Despite LLMs’ intelligence being limited, their level of performance today is so good that it certainly seems as though there must be a significant role for them to play in ushering in this new future. But if they can’t make accurate scientific conjectures beyond what they already know, and beyond the patterns they have been trained to reason along, how can they help us crack problems which have evaded even us, the original authors of this very same knowledge and deductive reasoning? Consider that despite the fact that as humans, we do not know everything there is to know about the universe, today we do know more than what we did 100 years ago. What we know actually does increase, and by and large, the pathway to increasing our knowledge is through experimentation and observation. Without being able to observe experiments, whether naturally occurring or lab designed, and draw empirical interpretations from those observations, we would not be able to understand and model the world we live in to the extent that we do now. For a long time there was a debate on whether light was a particle or a wave, based on experimental data and observations that made a strong case for both. If however all we knew or had the chance to observe were experiments and observations supporting the wave theory of light, then we likely would never have questioned that light was anything but a wave. In the case of LLMs, that know all we collectively know which is based on all we have collectively observed, experimented with and reasoned about, they similarly have no reason to think beyond what has been presented as empirical evidence of the state of the world and human being’s place in it.

In order for AI to truly make novel contributions in science that could lead to significant breakthroughs, we need to give it the ability to perceive and observe the real world. This includes everything that we can readily perceive with fully functioning human senses, as well as the many things we cannot without specialized instruments, for example ultra-low or high sound frequencies, subatomic particles or chemical compositions. All these signals make up part of an infinite dataset on which AI models can train on and try to predict, to independently learn the relationships that govern our physical, chemical and biological world. This would ultimately give AI its best shot at learning something that we didn’t already collectively know, and that was not subject to our rate of knowledge increase.

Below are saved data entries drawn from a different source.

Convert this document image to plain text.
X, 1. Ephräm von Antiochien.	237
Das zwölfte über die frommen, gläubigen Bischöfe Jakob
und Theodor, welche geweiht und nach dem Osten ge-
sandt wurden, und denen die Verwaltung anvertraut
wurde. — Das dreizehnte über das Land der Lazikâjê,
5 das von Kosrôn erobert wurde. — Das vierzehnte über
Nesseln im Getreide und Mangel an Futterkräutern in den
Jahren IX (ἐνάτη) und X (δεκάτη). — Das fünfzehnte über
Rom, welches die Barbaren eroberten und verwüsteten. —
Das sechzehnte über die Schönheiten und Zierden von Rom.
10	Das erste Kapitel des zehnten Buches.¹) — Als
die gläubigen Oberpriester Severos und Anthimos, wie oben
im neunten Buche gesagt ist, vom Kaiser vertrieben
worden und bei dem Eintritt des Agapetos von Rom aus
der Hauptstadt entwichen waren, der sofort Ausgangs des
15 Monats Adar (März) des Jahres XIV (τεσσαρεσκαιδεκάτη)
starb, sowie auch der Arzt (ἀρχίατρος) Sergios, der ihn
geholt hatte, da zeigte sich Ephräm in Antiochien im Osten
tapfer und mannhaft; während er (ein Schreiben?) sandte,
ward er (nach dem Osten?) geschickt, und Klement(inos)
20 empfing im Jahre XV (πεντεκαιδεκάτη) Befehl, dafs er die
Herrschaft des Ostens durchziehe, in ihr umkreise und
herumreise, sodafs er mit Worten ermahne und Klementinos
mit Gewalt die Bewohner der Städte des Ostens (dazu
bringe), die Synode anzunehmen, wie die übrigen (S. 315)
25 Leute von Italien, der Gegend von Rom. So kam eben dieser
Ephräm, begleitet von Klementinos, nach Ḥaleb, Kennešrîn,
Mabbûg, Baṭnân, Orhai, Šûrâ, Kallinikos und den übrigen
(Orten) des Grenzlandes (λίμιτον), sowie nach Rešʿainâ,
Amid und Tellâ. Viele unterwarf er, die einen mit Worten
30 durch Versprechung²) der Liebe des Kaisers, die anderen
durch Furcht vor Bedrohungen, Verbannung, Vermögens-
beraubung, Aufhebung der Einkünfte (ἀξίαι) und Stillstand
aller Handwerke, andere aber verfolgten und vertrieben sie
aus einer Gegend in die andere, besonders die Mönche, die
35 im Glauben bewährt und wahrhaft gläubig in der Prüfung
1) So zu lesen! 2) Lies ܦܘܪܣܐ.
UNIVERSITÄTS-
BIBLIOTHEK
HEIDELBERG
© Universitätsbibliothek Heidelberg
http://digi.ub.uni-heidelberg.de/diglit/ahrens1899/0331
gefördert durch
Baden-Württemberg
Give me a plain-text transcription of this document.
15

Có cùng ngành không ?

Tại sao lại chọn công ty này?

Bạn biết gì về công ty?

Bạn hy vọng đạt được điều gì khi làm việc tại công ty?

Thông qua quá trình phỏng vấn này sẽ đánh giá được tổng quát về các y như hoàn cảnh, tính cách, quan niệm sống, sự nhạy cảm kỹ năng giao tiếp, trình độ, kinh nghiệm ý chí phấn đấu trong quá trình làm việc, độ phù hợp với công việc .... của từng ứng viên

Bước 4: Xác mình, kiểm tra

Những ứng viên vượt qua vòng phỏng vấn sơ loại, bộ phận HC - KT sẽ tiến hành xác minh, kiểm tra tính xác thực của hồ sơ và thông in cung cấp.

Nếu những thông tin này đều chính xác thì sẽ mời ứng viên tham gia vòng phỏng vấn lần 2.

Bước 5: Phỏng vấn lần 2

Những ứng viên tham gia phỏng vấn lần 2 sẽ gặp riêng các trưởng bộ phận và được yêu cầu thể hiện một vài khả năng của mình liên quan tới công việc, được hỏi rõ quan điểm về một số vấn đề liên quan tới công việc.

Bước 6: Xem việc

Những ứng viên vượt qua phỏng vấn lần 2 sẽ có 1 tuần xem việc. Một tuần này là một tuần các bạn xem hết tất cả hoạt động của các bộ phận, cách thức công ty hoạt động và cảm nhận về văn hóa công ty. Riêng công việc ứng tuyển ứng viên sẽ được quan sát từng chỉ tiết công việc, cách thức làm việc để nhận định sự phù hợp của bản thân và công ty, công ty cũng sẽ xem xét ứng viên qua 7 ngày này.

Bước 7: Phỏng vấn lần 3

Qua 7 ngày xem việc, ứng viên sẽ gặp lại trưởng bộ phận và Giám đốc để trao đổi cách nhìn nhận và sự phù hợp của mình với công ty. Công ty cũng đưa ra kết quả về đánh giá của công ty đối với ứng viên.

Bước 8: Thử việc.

LLMs are crucially important, and in some way are the first piece and the last piece of the puzzle with regards to AI that is actually smarter than the collective “us”. LLMs give us an effective way to communicate with machines using natural language. LLMs could also translate our prompts into requests understood by models that specialize in understanding various aspects of the world. For example, they could translate requests to a Large Physics Model, which would make some prediction, perhaps on the maximum weight some newly discovered material can bear, and that newly discovered material may have been created by a formulation predicted by a Large Chemistry Model, in response to the initial prompt to propose a material that can withstand the harsh conditions on Mars for 100 years, and the output of the physics and chemistry models can be fed back into the LLM to break down how to achieve this technology that was previously genuinely beyond our realm of capability with our current level of knowledge and understanding, using simple natural language.

This may be as futuristic as any other proposal put forward, because if anything the sheer amount of compute required to train trillion parameter models with potentially infinite access to observational data from the real world may be unattainable in current conditions. In any case, since we are talking about super-intelligence which is already futuristic and fanciful, this seems to me to be the more likely path, at least when pitted side by side against LLMs.